On tiny dyneema, what’s is the best knot (clove histch, bowline, in-line figure 8, overhand...) that has know slippage an reduce strength data for this rap usage?
I am seeing manual locking carabiners all over the place in this video. Please, do NOT use manual locking carabiners. People forget to lock them all the time. Please DO use auto locking carabiners like Petzl ball lock or similar.
I really wish climbers would quit using the word redundant......look it up in the dictionary.....basically the word redundant means "not important, does not matter, ".......just simply say...."back up".
You're just talking about one of the definitions.
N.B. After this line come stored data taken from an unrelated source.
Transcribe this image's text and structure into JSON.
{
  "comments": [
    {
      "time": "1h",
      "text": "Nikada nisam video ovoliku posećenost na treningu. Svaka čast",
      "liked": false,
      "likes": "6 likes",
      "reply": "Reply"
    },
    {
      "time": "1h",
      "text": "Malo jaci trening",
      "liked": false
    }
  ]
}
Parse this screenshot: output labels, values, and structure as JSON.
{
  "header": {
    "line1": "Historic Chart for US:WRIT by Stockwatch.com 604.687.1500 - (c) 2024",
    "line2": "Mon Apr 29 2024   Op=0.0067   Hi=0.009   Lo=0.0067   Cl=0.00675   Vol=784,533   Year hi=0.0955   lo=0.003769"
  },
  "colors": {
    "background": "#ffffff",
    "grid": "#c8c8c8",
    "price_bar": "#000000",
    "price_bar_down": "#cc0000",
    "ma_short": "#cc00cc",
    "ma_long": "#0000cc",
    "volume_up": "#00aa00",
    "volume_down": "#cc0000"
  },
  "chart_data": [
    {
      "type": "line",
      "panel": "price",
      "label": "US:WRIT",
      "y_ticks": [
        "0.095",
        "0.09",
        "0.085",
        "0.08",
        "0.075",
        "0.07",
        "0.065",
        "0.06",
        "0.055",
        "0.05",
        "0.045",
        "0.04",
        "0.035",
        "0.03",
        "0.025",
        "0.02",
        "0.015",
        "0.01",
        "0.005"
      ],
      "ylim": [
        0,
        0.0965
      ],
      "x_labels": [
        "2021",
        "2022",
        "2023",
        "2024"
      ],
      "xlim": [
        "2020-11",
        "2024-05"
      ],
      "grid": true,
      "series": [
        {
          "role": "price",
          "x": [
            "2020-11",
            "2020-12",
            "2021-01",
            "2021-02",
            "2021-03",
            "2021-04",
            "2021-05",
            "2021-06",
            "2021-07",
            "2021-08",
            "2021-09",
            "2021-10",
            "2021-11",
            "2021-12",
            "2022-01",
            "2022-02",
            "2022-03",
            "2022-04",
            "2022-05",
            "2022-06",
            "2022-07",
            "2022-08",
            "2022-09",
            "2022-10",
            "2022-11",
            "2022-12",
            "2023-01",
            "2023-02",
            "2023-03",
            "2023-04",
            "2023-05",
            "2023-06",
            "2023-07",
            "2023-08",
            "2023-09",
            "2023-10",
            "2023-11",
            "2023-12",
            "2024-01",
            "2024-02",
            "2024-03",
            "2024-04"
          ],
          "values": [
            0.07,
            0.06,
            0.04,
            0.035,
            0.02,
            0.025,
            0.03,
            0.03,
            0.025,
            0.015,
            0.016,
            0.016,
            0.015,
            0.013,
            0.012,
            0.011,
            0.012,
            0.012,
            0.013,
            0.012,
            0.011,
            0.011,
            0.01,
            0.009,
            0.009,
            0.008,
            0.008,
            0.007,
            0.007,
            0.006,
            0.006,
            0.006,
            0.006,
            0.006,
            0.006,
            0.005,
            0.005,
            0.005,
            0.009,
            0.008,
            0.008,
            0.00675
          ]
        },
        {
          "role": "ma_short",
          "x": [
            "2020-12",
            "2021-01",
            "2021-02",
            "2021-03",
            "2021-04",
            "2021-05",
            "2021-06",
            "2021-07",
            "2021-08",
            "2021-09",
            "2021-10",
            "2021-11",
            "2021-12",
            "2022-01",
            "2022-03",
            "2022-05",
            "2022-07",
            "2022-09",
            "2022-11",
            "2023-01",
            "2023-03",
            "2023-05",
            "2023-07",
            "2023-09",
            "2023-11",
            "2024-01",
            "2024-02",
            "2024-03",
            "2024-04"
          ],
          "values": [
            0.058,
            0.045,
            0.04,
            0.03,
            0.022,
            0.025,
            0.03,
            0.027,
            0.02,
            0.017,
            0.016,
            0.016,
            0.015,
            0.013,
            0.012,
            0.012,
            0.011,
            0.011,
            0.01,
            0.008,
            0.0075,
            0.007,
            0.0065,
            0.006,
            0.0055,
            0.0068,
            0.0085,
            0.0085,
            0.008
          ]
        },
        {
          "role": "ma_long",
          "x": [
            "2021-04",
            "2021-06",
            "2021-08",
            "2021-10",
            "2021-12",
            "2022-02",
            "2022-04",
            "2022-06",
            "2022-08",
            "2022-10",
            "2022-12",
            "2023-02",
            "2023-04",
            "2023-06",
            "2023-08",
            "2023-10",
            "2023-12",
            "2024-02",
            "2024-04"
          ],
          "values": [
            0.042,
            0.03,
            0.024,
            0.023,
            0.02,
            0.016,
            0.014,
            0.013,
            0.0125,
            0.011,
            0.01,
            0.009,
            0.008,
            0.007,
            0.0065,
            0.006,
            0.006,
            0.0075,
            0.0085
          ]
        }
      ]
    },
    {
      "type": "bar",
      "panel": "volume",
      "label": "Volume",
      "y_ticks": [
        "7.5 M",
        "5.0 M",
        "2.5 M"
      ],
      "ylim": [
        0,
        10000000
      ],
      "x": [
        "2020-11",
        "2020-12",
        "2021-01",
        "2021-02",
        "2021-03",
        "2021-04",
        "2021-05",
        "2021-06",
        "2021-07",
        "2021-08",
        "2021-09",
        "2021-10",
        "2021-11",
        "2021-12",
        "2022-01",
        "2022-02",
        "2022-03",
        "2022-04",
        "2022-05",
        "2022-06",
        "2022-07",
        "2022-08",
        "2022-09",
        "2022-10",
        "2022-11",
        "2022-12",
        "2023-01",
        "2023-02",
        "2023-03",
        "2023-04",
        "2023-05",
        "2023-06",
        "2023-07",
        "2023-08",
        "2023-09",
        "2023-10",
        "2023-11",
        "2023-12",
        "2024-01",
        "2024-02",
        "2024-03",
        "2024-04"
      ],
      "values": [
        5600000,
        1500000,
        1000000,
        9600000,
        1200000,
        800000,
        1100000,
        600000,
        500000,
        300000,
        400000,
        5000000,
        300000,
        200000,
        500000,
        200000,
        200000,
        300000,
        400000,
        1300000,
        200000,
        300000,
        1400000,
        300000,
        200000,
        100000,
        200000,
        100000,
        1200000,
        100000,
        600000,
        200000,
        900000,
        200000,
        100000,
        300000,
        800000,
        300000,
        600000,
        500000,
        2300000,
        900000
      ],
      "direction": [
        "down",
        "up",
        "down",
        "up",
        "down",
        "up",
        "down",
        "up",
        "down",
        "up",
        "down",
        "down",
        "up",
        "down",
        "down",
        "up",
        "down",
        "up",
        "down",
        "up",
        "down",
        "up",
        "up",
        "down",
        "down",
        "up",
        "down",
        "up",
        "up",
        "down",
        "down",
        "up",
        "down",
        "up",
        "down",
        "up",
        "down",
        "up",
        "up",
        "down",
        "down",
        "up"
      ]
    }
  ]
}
Another one of the definitions from Webster's dictionary is: serving as a duplicate for preventing failure of an entire system upon failure of a single component.
I also like the word "shock loading" . That is prob the most discuss words I have heard since I started Climbing 8 years ago. Say that word and everyone has to have their two cents haha
Really appreciate how they explained pros and cons of everything.
Thank you OR and AMGA for these! Really good filming and instruction. I hope you continue making these.
Thank you so much for these videos they are a lifesaver. On top of that, I like that you show lots of different means to the same end. It's really useful in sparking creativity and ingenuity; something that is really hard on the side of a wall.
Just excellent, easy to understand, clear explanation... Thank you
The dual petzl connect adjust is a dream to use. Pretty bulky though especially if you’re carrying gear. I’ve switched down to the regular connect adjust for my pas, and use a double length runner tied in an eight through my tie in points for rap extension. Perfect combo!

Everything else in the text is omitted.